As Konishi Yukinaga was fighting with Ishida Mitsunari, he left Uto Castle to his brother, Konishi Yukikage (Hayato). Yukikage sent a messenger to ask for reinforcement from Konishi Yukishige and the Shimazu clan in Mugishima Castle. However, the messenger was captured by Kiyomasa and a fake messenger was sent. The defender in Mugishima castle believed it and sent a reinforcement, which was defeated by Kato Kiyomasa. As the result, the defenders of Uto failed to get reinforcement. However, they fought bravely and Yukikage managed to kill Kato senior vassal, Kajiwara Kagetoshi (梶原景俊).

A month had passed since the Battle of Sekigahara and the castle still didn't fall. Kiyomasa sent two missionaries to persuade Yukikage to surrender, but Yukikage said "religion and military affairs are unrelated". Unfortunately, for the defenders, the Western Army had been defeated.

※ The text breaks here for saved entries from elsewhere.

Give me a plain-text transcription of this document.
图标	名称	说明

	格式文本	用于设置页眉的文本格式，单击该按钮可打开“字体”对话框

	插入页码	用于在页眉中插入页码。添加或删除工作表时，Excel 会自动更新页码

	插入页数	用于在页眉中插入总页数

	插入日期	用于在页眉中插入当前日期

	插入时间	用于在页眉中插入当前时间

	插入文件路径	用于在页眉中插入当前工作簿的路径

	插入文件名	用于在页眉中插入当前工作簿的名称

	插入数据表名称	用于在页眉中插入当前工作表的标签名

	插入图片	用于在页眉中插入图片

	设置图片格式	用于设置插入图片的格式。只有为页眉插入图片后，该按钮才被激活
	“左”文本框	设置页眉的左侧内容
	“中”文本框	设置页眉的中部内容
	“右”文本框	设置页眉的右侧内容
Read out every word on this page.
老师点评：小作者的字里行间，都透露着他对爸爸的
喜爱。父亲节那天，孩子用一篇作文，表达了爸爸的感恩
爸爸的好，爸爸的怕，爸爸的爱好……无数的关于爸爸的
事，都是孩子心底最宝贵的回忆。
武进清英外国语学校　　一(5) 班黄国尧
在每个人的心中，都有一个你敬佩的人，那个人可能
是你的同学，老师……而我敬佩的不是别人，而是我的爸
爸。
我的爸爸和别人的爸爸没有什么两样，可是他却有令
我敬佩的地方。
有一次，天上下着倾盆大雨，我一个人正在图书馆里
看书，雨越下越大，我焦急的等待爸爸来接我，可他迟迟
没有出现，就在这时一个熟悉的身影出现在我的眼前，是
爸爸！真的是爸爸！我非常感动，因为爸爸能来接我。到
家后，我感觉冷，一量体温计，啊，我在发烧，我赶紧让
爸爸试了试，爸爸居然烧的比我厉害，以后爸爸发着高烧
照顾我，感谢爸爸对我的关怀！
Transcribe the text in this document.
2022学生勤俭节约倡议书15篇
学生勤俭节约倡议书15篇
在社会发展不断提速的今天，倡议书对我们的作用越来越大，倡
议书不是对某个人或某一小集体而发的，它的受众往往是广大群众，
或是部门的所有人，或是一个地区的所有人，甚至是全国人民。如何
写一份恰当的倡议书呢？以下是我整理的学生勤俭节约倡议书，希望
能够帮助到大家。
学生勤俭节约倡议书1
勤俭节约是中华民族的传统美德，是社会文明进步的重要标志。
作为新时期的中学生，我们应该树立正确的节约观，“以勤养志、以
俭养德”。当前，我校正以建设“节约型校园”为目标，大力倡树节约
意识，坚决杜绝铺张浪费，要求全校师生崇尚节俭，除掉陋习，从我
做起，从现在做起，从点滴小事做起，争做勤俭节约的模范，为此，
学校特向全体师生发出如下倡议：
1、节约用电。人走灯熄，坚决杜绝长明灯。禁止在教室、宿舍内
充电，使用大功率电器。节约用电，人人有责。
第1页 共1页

Hearing the tragic news, Yukikage agreed to surrender and commit seppuku in exchange that Kiyomasa would spare the life of Konishi vassals and hired them with the same salary they got under Konishi. Kiyomasa agreed and sent some sake and appetizers as a thank you.

The castle was surrendered and Yukikage committed seppuku.